SKL | May 20th, 2009 at 7:45 pm
Reading was my escape as a child too - and writing. Reading is better than TV (and I still read to escape) because the characters and worlds you visit are as much products of your imagination as they are of the author’s. You give them their faces, features and landscapes - they are not pre-determined as they are on television or in the movies. Writing, on the other hand, let’s you bring your inner worlds to life and can be such an outlet for emotion you’re unable to express otherwise.
Family is important. No matter where you are or what you’re going through, family should be able to rise above and be there, if not to catch you when you fall, at least to give you a hand up and dust you off. I want her to know this too.
Independence. Being able to rely on yourself and having confidence in your instincts; learning that no experience is truly bad if you have learned something and you apply it (reasonably) to future endeavors; that failure is OK and doesn’t make you less of a person (I think this is an important part of learning independence - failing and pressing on without clinging to someone else to get you through).

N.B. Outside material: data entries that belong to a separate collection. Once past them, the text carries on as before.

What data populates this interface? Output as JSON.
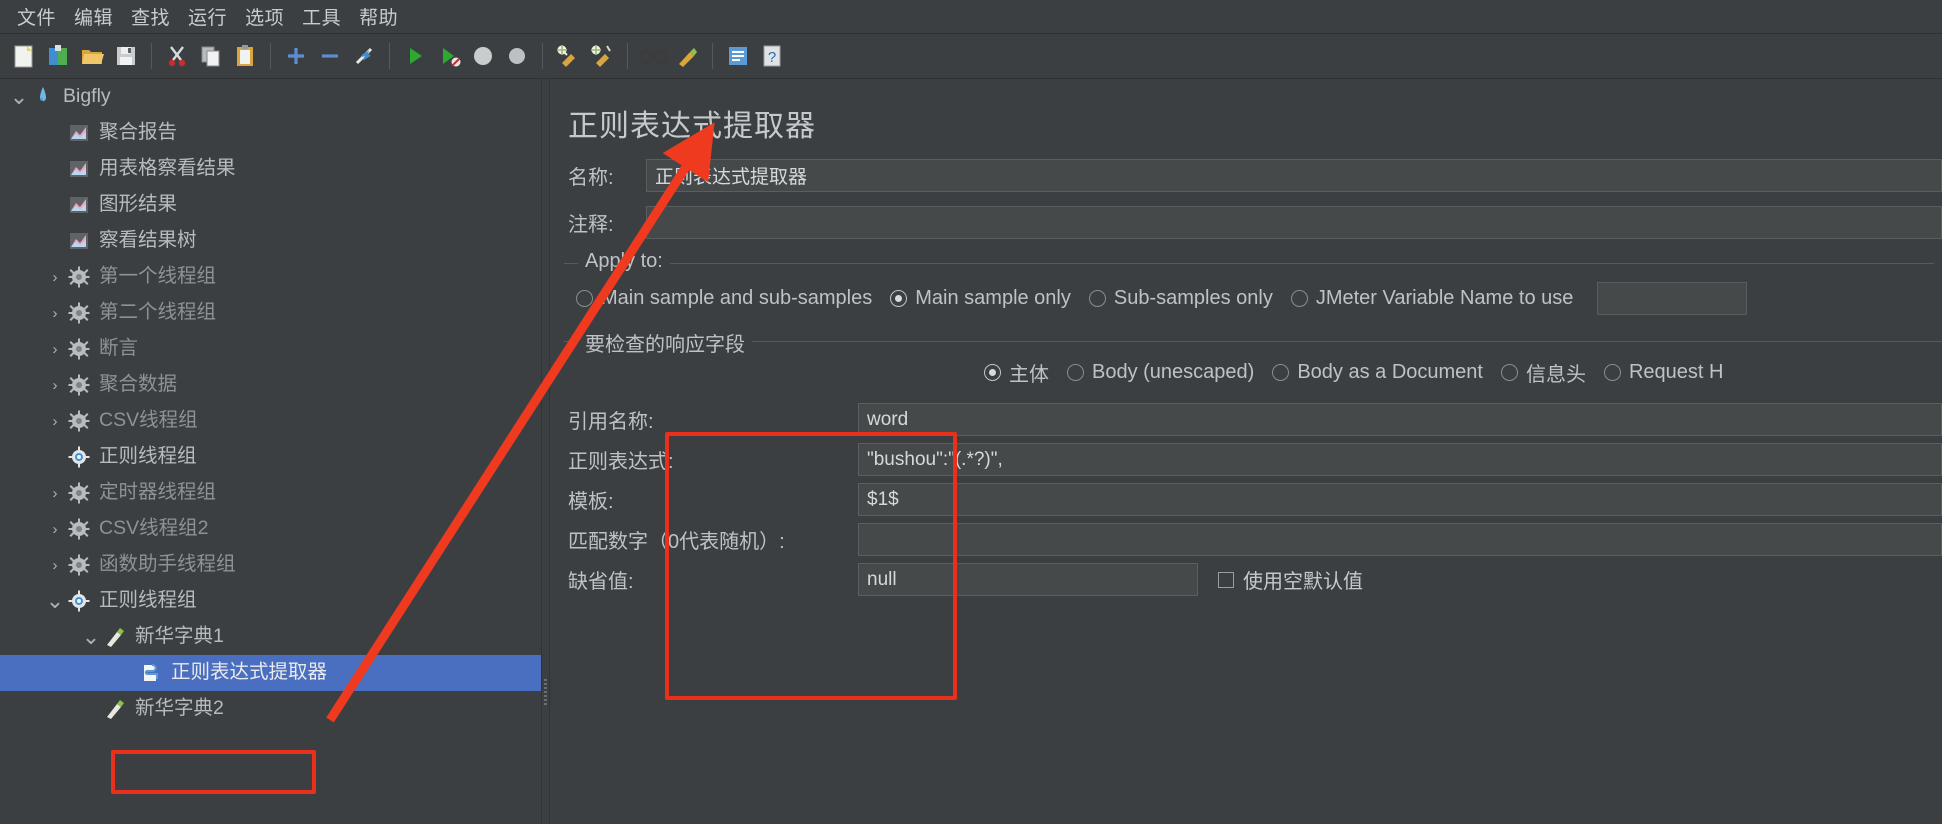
{
  "menubar": {
    "items": [
      {
        "label": "文件"
      },
      {
        "label": "编辑"
      },
      {
        "label": "查找"
      },
      {
        "label": "运行"
      },
      {
        "label": "选项"
      },
      {
        "label": "工具"
      },
      {
        "label": "帮助"
      }
    ]
  },
  "toolbar": {
    "buttons": [
      {
        "name": "new-icon",
        "glyph": "📄"
      },
      {
        "name": "templates-icon",
        "glyph": "📗"
      },
      {
        "name": "open-icon",
        "glyph": "📂"
      },
      {
        "name": "save-icon",
        "glyph": "💾"
      },
      {
        "name": "cut-icon",
        "glyph": "✂"
      },
      {
        "name": "copy-icon",
        "glyph": "📑"
      },
      {
        "name": "paste-icon",
        "glyph": "📋"
      },
      {
        "name": "expand-all-icon",
        "glyph": "+"
      },
      {
        "name": "collapse-all-icon",
        "glyph": "−"
      },
      {
        "name": "toggle-icon",
        "glyph": "⚡"
      },
      {
        "name": "start-icon",
        "glyph": "▶"
      },
      {
        "name": "start-no-pauses-icon",
        "glyph": "▶"
      },
      {
        "name": "stop-icon",
        "glyph": "⬤"
      },
      {
        "name": "shutdown-icon",
        "glyph": "⬤"
      },
      {
        "name": "clear-icon",
        "glyph": "🧹"
      },
      {
        "name": "clear-all-icon",
        "glyph": "🧹"
      },
      {
        "name": "search-icon",
        "glyph": "👓"
      },
      {
        "name": "reset-search-icon",
        "glyph": "🖌"
      },
      {
        "name": "function-helper-icon",
        "glyph": "📗"
      },
      {
        "name": "help-icon",
        "glyph": "?"
      }
    ]
  },
  "sidebar": {
    "items": [
      {
        "label": "Bigfly",
        "depth": 0,
        "twisty": "expanded",
        "icon": "jmeter-icon",
        "dim": false,
        "selected": false
      },
      {
        "label": "聚合报告",
        "depth": 1,
        "twisty": "none",
        "icon": "report-icon",
        "dim": false,
        "selected": false
      },
      {
        "label": "用表格察看结果",
        "depth": 1,
        "twisty": "none",
        "icon": "report-icon",
        "dim": false,
        "selected": false
      },
      {
        "label": "图形结果",
        "depth": 1,
        "twisty": "none",
        "icon": "report-icon",
        "dim": false,
        "selected": false
      },
      {
        "label": "察看结果树",
        "depth": 1,
        "twisty": "none",
        "icon": "report-icon",
        "dim": false,
        "selected": false
      },
      {
        "label": "第一个线程组",
        "depth": 1,
        "twisty": "collapsed",
        "icon": "threadgroup-icon",
        "dim": true,
        "selected": false
      },
      {
        "label": "第二个线程组",
        "depth": 1,
        "twisty": "collapsed",
        "icon": "threadgroup-icon",
        "dim": true,
        "selected": false
      },
      {
        "label": "断言",
        "depth": 1,
        "twisty": "collapsed",
        "icon": "threadgroup-icon",
        "dim": true,
        "selected": false
      },
      {
        "label": "聚合数据",
        "depth": 1,
        "twisty": "collapsed",
        "icon": "threadgroup-icon",
        "dim": true,
        "selected": false
      },
      {
        "label": "CSV线程组",
        "depth": 1,
        "twisty": "collapsed",
        "icon": "threadgroup-icon",
        "dim": true,
        "selected": false
      },
      {
        "label": "正则线程组",
        "depth": 1,
        "twisty": "none",
        "icon": "threadgroup-active-icon",
        "dim": false,
        "selected": false
      },
      {
        "label": "定时器线程组",
        "depth": 1,
        "twisty": "collapsed",
        "icon": "threadgroup-icon",
        "dim": true,
        "selected": false
      },
      {
        "label": "CSV线程组2",
        "depth": 1,
        "twisty": "collapsed",
        "icon": "threadgroup-icon",
        "dim": true,
        "selected": false
      },
      {
        "label": "函数助手线程组",
        "depth": 1,
        "twisty": "collapsed",
        "icon": "threadgroup-icon",
        "dim": true,
        "selected": false
      },
      {
        "label": "正则线程组",
        "depth": 1,
        "twisty": "expanded",
        "icon": "threadgroup-active-icon",
        "dim": false,
        "selected": false
      },
      {
        "label": "新华字典1",
        "depth": 2,
        "twisty": "expanded",
        "icon": "http-sampler-icon",
        "dim": false,
        "selected": false
      },
      {
        "label": "正则表达式提取器",
        "depth": 3,
        "twisty": "none",
        "icon": "post-processor-icon",
        "dim": false,
        "selected": true
      },
      {
        "label": "新华字典2",
        "depth": 2,
        "twisty": "none",
        "icon": "http-sampler-icon",
        "dim": false,
        "selected": false
      }
    ]
  },
  "panel": {
    "title": "正则表达式提取器",
    "name_label": "名称:",
    "name_value": "正则表达式提取器",
    "comment_label": "注释:",
    "comment_value": "",
    "apply_to": {
      "legend": "Apply to:",
      "options": [
        {
          "label": "Main sample and sub-samples",
          "checked": false
        },
        {
          "label": "Main sample only",
          "checked": true
        },
        {
          "label": "Sub-samples only",
          "checked": false
        },
        {
          "label": "JMeter Variable Name to use",
          "checked": false
        }
      ],
      "variable_value": ""
    },
    "response_field": {
      "legend": "要检查的响应字段",
      "options": [
        {
          "label": "主体",
          "checked": true
        },
        {
          "label": "Body (unescaped)",
          "checked": false
        },
        {
          "label": "Body as a Document",
          "checked": false
        },
        {
          "label": "信息头",
          "checked": false
        },
        {
          "label": "Request H",
          "checked": false
        }
      ]
    },
    "fields": [
      {
        "label": "引用名称:",
        "value": "word"
      },
      {
        "label": "正则表达式:",
        "value": "\"bushou\":\"(.*?)\","
      },
      {
        "label": "模板:",
        "value": "$1$"
      },
      {
        "label": "匹配数字（0代表随机）:",
        "value": ""
      },
      {
        "label": "缺省值:",
        "value": "null"
      }
    ],
    "use_empty_default_label": "使用空默认值",
    "use_empty_default_checked": false
  },
  "annotations": {
    "highlight_color": "#e8301c",
    "selection_color": "#4a6fc0"
  }
}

Being independent has always been so important to me - and the confidence gained is irreplacable in all facets of life.
Love of the ocean. This is so important to me because the ocean is not only full of mystery, science and really, really tasty food - but it connects our world. It should be revered, respected and loved. It can be a playmate or a destroyer, but no part of this is bad. It is simply nature at it’s most raw and it is beautiful. It is also a best friend and companion when you need to cry or when you need to simply walk with someone.
Yes. These are all the Most Important Things I hope to teach Amelie someday.

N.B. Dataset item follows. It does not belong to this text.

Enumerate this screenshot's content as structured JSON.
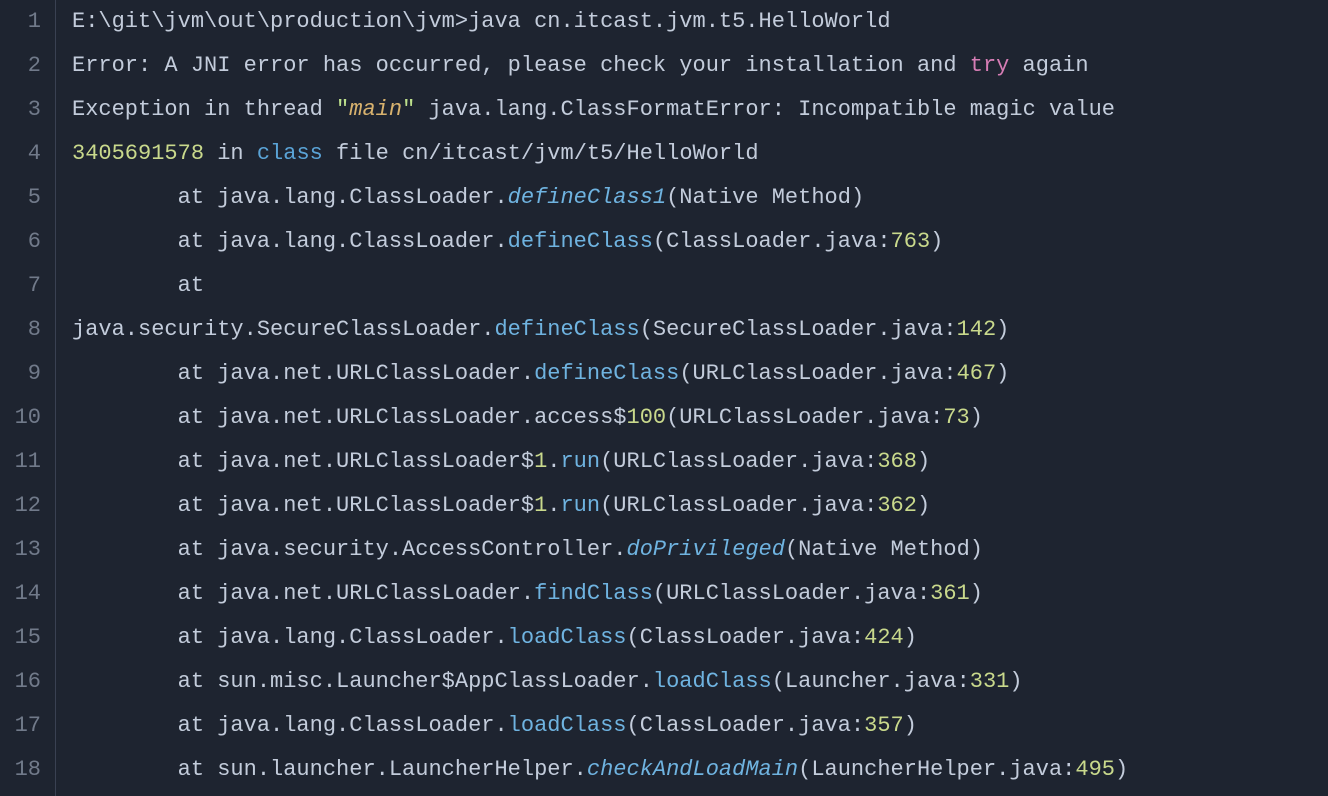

Phe | May 21st, 2009 at 7:59 am
Love & dedication..The most important thing to teach them is to work hard, be dependable…as you mentioned..”to be counted on.” If it didn’t work out this time; there’s always a next time. You’ll have to work harder.
Kim | May 21st, 2009 at 8:43 pm
I always believed in action speaks louder than words..It’s easy for us to say what we want to say..but we know it’s harder to show it, but it’s important to show it in volume, that carry’s more than anything. I know I never really knew anything as much until I had to grow up and learn it, whether it’s the day I realize I’m going to be a mother, to the day I became a wife. No matter what the circumstance is, LOVE is the most important factor that needs action more than words. In that action that we can show of, comes Respect, and dedication to what’s given you get back. I want my kids to know that the world can be so much corrupted that you can’t always depend on anything or anyone, better yet trust, the most important person is YOURSELF! It’s not to say don’t trust in anything or believe that there is good everywhere or in everyone, but better to be honest with them so that they have the knowledge of it..honesty is always the best, and who is the better teacher or the one they believe and trust in the most, their parents. In closing When I say action speaks louder than words..No matter what you do in your life, whether it’s that job, the dream of what you want, and when you fall in love, determination comes from how hard you work at it, which takes comes from action in what you do, strive to be and do your best. And when it comes to love, what makes it work is when you show that you want it to work. Words are important, if not we wouldn’t rely on our feelings to speak of our feelings out loud. I already been teaching my kids that from the moment i feel they are old enough to understand it..kids are smart, they look up to you, and they are like sponges that absorb everything. Communicating is always important in our lives and relationship and always with our children. Teaching our kids now the value of love which comes in so many ways helps them in the long run.
KINI | May 24th, 2009 at 2:49 am
The single most important thing I want to teach my children is that they are loved and they are worthy of that love.
Everything else is secondary to that.
Miss Britt | May 26th, 2009 at 9:33 am
You all inspire me. I’m so grateful that our next generation is being raised by you. Well done!